Des portefaix des quais à la carte G, et jusqu’aux dockers d’après la réforme de 1992, le métier a bien évolué. La sécurité aussi, même si la mortalité par cancer rappelle cruellement la dangerosité d’un métier physique, risqué, exposé. « Cette communauté, fière de son autonomie et de ses élans solidaires, s’est construite sur la mise à l’épreuve virile des corps », note cette exposition réalisée par le Centre d’histoire du travail avec des retraités du quai. Témoignages, photos rendent compte de l’évolution des trafics et des manutentions. La masse des billes de bois a toujours été un risque permanent, malgré le faiseur de signes qui signale au grutier ce qu’il ne peut voir à fond de cale. Risque aussi, les poussières, le charbon « que l’on recrache des jours durant », les phosphates, ammonitrates qui raclent la gorge, assèchent le gosier, s’insinuent partout, et pire, l’amiante des plaques de fibrociment déchargées dans les années 1990 sans précautions. Le bruit a aussi laissé ses séquelles, surtout en fin de shift, quand la cale est presque vide, jouant comme une caisse de résonance métallique, amplifiant le moindre son. Le casque anti-bruit? Un dilemme: « Si tu mets le casque, tu peux te mettre en danger immédiatement; si tu le mets pas, tu condamnes tes oreilles à moyen terme. » Sans parler des « odeurs chimiques qui sautent à la figure, irritent la gorge, font saigner le nez ». La chimie est l’ennemi invisible. Pesticides, insecticides, fongicides, solvants, gaz toxiques sont répandus dans les cales et dans les conteneurs, pour éradiquer champignons, insectes et rongeurs.

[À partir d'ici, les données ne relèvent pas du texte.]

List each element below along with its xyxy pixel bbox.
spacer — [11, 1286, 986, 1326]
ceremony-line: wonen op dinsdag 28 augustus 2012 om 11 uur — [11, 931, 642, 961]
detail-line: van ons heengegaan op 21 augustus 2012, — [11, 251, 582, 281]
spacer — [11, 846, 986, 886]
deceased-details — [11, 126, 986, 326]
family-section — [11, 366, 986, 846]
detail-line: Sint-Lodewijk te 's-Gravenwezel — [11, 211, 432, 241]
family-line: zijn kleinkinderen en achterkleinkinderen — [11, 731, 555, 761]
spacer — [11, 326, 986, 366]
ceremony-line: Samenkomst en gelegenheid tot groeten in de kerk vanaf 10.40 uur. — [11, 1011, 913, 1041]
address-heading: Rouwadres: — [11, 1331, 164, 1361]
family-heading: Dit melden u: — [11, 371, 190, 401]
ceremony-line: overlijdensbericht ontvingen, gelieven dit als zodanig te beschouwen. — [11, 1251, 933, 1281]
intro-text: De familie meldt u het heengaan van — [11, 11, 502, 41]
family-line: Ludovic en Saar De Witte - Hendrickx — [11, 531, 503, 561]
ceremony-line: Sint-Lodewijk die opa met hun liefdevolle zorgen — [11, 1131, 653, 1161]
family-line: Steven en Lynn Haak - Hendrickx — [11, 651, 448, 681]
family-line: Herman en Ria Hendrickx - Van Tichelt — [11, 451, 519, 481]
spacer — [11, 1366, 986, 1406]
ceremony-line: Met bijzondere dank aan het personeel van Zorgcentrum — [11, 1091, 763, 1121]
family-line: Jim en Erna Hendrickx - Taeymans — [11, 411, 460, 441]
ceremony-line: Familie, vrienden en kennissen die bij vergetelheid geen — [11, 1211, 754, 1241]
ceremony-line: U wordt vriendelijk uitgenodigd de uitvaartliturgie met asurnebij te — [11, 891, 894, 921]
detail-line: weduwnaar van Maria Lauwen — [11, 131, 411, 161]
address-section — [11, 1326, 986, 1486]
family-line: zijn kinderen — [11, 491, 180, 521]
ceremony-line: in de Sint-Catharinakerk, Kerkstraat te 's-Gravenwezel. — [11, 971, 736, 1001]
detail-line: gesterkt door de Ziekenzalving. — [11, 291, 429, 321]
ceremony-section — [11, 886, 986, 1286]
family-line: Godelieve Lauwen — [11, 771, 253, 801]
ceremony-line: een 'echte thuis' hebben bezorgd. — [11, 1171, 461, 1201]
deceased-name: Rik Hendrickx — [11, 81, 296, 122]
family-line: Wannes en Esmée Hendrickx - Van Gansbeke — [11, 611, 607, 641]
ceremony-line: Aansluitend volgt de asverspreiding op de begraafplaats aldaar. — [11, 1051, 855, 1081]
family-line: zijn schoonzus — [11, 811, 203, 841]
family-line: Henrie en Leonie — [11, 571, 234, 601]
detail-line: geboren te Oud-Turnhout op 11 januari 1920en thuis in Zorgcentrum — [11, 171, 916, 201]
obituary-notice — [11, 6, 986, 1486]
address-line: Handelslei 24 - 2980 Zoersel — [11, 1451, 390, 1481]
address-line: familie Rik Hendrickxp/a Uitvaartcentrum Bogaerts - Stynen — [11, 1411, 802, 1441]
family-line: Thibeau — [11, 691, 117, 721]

Les dockers sont directement servis par ces émanations.
« La prévention est l’affaire de tous, et si les dockers ont la tête dure, c’est que bien souvent ils ont perçu les injonctions à la sécurité comme des décisions autoritaires, vexatoires, indifférentes à la façon dont eux, les premiers intéressés, vivaient leur métier. »
« Dockers, corps à l’épreuve » jusqu’au 18 mai.